Democratic Sen. Gary Peters, who sits on the Senate Armed Services Committee, said the waiver should only be granted in "exceedingly exceptional circumstances" but that the nation is in an "unprecedented time" with a raging pandemic, the recent cyber attack against government agencies and the Jan. 6 insurrection.
"At his confirmation hearing, Lloyd Austin demonstrated a strong commitment to civilian control of the military," Peters said Thursday in announcing his waiver support.
"In my conversations with him, I have been impressed with his qualifications, visions for restoring our standing in the world and how he will counter our military adversaries, including China, Russia and Iran."
The rest of Michigan's delegation also voted yes on the waiver, including Rep.
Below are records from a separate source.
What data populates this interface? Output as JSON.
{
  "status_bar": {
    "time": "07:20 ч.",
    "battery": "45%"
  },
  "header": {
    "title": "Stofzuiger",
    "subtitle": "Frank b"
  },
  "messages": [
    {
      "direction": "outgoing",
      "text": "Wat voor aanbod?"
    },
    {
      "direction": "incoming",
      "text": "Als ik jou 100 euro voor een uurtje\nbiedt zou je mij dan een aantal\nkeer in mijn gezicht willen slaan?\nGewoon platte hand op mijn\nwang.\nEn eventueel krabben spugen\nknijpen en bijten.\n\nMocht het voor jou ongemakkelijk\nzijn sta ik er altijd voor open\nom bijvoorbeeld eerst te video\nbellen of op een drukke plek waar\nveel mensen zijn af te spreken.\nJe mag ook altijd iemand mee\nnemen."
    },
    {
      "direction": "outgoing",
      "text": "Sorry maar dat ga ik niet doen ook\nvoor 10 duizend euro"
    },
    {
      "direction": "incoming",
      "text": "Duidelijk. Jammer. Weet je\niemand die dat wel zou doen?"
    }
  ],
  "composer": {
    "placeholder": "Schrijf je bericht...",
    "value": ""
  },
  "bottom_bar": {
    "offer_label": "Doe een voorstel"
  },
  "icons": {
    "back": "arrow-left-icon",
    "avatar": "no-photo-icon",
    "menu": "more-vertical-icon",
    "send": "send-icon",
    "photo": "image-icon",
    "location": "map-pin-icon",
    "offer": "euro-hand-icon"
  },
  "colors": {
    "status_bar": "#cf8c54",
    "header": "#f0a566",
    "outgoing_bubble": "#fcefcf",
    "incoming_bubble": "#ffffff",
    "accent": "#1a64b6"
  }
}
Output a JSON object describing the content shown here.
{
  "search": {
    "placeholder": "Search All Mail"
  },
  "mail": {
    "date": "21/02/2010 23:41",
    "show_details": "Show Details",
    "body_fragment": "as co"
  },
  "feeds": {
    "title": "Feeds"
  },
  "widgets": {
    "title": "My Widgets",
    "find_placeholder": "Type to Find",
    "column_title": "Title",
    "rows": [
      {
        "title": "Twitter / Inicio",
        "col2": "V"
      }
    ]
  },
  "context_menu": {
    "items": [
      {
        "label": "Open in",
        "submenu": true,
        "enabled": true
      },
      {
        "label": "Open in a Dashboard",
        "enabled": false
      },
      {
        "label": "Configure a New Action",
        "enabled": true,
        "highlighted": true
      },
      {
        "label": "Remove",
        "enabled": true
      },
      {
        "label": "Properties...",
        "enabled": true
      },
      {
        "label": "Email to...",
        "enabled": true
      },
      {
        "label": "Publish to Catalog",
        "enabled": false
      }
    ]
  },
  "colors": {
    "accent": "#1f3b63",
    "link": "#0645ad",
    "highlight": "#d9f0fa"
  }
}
Brenda Lawrence, D-Southfield, who described Austin's credentials as "amazing."
"It’s something that’s happened before," Lawrence said. "We want someone who's severed that (military) tie long enough so that when they come in, it's just not taking up where they left off. But I'm comfortable because it's not unprecedented."
Rep. Fred Upton, R-St. Joseph, also backed the waiver. "I believe in is strong defense, and I think plucking someone who was a four-star general with a pretty good understanding of the military is probably a wise choice," he said.
Rep. Andy Levin, D-Bloomfield Township, stressed that civilian control of the military is a value he takes "very, very seriously in a democracy," but Levin also weighed the importance of Biden selecting a Black nominee to lead the Pentagon.
"Through our our entire history, African Americans, Native Americans, other people of color and immigrants have played an outsized role in defending our country and have often come home — after shedding their blood to defend us — and faced just massive structural discrimination, de jure discrimination, from the very government that they serve," Levin said. "I just think it's profoundly important."
The Senate is set to vote Friday morning on Austin's nomination.